THE DANISH PLAY by Sonja Mills, directed by Kelly Thornton (Nightwood). At Young Centre for the Performing Arts (55.
THE DANISH PLAY by Sonja Mills, directed by Kelly Thornton (Nightwood). At Young Centre for the Performing Arts (55 Mill). To March 17. $15-$32. 416-866-8666. See Continuing, page 70. Rating: NNNNN Rating: NNNNN
While honouring the determination, bravery and pride of poet Agnete Ottosen and her fellow resistance fighters in Denmark during the second world war, Sonja Mills ‘s phenomenal The Danish Play also breaks your heart.
Darting between the 1940s and 1962, the play centres around Agnete ( Kate Hennig ), who begins her political journey as an outspoken ex-wife and ex-union leader. Wanting to support the Danish resistance movement, she cajoles lawyer Mads ( Bruce Hunter ), an underground-newspaper editor, to hire her.
As the war progresses, Agnete, Mads and friends Helga ( Randi Helmers ), Michael ( Clinton Walker ) and Bente ( Christine Brubaker ) lose their dignity and youthful vitality and must deal with many scars of war.
Early in the play, the characters vow to reunite every Christmas Eve for a toast. Most of these wonderful actors have also reunited for this remount, and their intimacy shows onstage. Director Kelly Thornton integrates them all into the action and makes each character’s story rich comic actor Hunter, for example, brings his wry, dry wit to Mads.

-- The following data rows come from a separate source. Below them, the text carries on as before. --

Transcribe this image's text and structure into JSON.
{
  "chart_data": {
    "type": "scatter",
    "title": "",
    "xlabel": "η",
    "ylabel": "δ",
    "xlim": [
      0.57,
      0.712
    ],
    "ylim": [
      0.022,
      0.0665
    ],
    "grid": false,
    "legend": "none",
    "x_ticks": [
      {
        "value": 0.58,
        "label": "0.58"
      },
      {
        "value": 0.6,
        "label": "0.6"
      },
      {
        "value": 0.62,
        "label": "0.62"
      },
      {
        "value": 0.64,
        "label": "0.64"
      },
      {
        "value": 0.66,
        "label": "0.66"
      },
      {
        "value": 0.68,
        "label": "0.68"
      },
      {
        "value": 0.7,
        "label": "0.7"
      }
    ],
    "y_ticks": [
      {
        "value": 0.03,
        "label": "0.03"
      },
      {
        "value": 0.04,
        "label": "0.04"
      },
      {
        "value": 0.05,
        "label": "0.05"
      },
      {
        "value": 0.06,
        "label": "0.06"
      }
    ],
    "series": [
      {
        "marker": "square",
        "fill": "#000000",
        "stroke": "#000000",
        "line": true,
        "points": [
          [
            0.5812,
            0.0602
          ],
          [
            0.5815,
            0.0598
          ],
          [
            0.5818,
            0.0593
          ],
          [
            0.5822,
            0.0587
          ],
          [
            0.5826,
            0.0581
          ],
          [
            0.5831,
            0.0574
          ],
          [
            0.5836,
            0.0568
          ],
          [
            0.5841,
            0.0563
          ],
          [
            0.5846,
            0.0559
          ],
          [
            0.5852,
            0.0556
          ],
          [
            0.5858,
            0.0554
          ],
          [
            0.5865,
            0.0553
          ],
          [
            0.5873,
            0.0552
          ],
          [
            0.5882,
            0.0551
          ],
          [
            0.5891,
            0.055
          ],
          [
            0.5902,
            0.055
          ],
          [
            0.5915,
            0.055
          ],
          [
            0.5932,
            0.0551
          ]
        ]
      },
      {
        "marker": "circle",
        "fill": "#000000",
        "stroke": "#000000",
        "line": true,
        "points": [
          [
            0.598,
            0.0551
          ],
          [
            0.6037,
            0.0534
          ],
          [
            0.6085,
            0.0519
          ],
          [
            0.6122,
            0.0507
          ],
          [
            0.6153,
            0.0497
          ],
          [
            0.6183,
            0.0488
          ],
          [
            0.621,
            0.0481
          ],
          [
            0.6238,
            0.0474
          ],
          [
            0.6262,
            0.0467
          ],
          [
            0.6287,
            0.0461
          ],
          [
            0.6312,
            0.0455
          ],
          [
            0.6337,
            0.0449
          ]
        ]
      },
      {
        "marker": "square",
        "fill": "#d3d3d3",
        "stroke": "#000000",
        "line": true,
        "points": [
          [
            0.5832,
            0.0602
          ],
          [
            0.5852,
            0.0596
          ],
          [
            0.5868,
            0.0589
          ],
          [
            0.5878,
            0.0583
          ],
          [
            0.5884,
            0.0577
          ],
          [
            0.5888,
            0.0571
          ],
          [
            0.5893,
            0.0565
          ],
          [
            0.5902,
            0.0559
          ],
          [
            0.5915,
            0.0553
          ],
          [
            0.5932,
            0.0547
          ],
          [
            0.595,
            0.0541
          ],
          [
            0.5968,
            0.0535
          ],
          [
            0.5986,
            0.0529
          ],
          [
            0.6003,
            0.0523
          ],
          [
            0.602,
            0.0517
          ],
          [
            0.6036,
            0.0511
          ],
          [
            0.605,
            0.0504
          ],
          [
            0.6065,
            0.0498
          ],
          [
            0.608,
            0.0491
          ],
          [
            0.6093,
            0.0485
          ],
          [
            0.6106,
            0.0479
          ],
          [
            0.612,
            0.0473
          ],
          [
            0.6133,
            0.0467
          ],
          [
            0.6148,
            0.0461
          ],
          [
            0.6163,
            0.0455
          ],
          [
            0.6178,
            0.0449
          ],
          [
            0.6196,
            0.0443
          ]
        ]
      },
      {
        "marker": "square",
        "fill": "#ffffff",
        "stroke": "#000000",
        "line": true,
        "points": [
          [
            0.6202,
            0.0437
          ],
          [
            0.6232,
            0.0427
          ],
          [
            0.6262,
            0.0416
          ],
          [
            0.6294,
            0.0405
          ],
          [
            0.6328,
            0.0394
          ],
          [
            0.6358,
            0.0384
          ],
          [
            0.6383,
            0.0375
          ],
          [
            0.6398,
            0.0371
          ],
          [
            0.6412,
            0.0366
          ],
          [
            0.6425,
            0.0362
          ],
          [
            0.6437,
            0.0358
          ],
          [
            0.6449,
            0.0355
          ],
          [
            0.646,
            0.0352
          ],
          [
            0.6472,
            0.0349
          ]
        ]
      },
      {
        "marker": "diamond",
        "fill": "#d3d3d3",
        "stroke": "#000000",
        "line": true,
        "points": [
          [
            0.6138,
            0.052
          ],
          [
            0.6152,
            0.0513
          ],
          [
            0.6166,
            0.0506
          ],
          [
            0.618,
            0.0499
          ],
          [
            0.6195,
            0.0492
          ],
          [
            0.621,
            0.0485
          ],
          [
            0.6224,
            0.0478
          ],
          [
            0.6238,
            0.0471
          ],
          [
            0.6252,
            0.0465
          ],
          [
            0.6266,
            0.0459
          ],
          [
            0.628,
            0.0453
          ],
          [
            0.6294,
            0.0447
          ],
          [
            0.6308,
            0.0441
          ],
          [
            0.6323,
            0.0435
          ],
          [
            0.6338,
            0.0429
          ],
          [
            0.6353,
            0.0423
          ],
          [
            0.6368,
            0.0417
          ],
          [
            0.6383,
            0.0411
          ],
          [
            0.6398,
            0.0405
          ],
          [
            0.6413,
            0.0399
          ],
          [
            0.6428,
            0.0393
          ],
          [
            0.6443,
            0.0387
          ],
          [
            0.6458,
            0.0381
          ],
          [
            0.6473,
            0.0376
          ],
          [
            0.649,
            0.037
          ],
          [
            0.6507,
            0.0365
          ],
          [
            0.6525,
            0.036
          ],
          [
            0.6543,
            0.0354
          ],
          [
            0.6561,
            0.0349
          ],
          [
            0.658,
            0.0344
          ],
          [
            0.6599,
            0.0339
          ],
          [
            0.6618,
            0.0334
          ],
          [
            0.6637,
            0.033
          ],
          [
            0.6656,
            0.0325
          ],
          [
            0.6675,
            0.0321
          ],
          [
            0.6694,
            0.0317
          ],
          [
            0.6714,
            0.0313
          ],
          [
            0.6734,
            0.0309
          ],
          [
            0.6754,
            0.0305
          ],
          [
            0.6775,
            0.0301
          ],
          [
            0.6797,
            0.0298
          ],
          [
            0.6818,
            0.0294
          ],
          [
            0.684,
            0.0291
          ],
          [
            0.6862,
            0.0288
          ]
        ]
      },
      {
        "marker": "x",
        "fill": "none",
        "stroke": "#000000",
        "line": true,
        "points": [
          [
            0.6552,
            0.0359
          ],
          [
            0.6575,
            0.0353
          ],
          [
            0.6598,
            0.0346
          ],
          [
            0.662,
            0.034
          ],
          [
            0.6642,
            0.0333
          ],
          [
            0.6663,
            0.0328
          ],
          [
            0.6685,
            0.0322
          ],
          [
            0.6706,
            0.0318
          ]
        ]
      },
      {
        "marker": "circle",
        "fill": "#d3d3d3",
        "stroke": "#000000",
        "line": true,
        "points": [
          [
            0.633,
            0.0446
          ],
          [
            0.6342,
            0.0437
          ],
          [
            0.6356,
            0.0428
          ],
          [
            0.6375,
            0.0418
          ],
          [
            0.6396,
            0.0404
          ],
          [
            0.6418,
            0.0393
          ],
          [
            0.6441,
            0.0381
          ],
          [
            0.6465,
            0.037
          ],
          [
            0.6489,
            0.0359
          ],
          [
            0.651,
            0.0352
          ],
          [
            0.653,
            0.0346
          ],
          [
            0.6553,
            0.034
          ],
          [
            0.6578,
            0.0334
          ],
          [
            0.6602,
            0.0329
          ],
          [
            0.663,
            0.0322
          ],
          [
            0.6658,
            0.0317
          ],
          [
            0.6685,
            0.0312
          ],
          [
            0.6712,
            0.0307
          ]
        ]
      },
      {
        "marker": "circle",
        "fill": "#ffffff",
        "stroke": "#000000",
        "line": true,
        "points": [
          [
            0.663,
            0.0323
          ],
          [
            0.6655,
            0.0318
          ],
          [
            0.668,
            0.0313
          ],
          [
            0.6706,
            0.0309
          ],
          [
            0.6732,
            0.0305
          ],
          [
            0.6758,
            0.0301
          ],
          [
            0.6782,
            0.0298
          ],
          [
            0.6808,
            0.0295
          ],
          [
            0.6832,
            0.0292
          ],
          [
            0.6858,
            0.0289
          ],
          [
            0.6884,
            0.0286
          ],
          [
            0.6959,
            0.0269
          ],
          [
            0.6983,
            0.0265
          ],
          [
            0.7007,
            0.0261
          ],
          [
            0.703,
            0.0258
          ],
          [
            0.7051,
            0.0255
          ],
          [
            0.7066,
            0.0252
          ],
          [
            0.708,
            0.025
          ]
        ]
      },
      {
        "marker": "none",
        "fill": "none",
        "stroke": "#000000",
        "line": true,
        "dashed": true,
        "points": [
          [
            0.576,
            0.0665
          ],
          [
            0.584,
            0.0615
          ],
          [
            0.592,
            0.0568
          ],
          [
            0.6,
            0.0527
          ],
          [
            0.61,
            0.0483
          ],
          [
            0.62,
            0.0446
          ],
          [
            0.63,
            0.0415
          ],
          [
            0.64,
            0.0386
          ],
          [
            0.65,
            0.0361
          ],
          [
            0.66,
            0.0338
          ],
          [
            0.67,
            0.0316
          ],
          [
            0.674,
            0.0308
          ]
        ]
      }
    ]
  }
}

But it’s Hennig who guides the audience’s emotional journey. We feel optimistic when she laughs and nauseous with fear when she trembles before Nazi torturers. Her powerful recitation of a poem about women’s capabilities demonstrates why the Nazis wanted to eradicate free expression through arts and culture. Ultimately, we follow her into total despair.
Sometimes, wartime and post-war scenes take place on the same set. The production team efficiently differentiates time periods through subtle costume changes or by altering items on a rotating shelf.
The very survival of Agnete’s story and its theatrical rebirth reminds us that resistance is never in vain.